Best Case Scenario: No one discovers my true escape point until daylight.

Worst Case Scenario: The Commander realizes my flight north was a false trail and orders a search of the entire Wall.

The answer to both is the same: Run.

I close the machine, slip off the mask because I’d rather let my eyes adjust to the dark than announce my presence to others with the mask’s glow, and pack them both away. Then I slide a copper cuff from my bag, the gears on it lined with the same blue wire I used for Rachel’s, and pull it over my arm.

The wires glow faintly, but they’ll light up like a torch the closer I get to her. By my best guess, she should still have a week’s worth of travel before she hits Jared’s Rowansmark safe house.
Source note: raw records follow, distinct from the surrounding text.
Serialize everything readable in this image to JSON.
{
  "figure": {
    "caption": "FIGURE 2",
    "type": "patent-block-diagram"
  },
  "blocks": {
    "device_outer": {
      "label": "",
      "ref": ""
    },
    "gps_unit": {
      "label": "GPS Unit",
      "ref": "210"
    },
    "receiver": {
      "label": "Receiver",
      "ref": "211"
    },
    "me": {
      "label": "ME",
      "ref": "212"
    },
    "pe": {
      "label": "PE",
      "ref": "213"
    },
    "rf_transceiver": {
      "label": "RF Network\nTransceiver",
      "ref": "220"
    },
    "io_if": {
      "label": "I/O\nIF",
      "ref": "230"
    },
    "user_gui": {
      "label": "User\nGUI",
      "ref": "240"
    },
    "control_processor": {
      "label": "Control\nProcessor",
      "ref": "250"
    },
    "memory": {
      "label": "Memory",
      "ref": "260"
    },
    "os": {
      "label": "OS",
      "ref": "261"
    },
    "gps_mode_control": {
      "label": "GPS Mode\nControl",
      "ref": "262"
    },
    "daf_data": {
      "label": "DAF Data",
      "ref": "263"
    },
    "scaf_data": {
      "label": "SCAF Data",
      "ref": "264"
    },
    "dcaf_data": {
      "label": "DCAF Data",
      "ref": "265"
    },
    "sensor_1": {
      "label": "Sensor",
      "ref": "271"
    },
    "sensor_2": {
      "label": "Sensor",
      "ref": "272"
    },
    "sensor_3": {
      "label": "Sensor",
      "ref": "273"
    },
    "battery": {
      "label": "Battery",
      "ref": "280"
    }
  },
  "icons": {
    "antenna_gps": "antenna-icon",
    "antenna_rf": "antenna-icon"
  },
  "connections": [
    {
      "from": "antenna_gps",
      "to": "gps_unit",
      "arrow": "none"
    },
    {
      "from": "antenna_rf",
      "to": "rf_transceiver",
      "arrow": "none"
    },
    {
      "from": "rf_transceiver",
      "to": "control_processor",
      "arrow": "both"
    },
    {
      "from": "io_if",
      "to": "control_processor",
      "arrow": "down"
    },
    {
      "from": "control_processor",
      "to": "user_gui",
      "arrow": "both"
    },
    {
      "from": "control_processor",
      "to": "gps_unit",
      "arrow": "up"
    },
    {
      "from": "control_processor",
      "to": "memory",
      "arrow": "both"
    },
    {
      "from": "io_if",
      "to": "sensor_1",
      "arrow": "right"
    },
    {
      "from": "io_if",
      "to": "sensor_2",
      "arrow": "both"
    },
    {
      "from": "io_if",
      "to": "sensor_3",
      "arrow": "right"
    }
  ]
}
I take a moment to mentally review the map Jared once had me commit to memory for the day when the Commander would allow me to leave Baalboden on my first courier mission. If I push myself, using dangerous shortcuts Jared would never have used while on a journey with Rachel, I can cut the distance between us in half in just four days. Three if I don’t sleep much.

I have to hope Melkin didn’t want to risk bringing Rachel through highwaymen-infested trails either. If Rachel was spotted, she and Melkin would be viciously attacked within hours. Melkin would never make it out alive, and Rachel would wish she’d died too.

Shoving that thought aside before it takes root, I settle my pack between my shoulders and brace my arm against my aching side. Then I turn my face to the south and disappear into the Wasteland.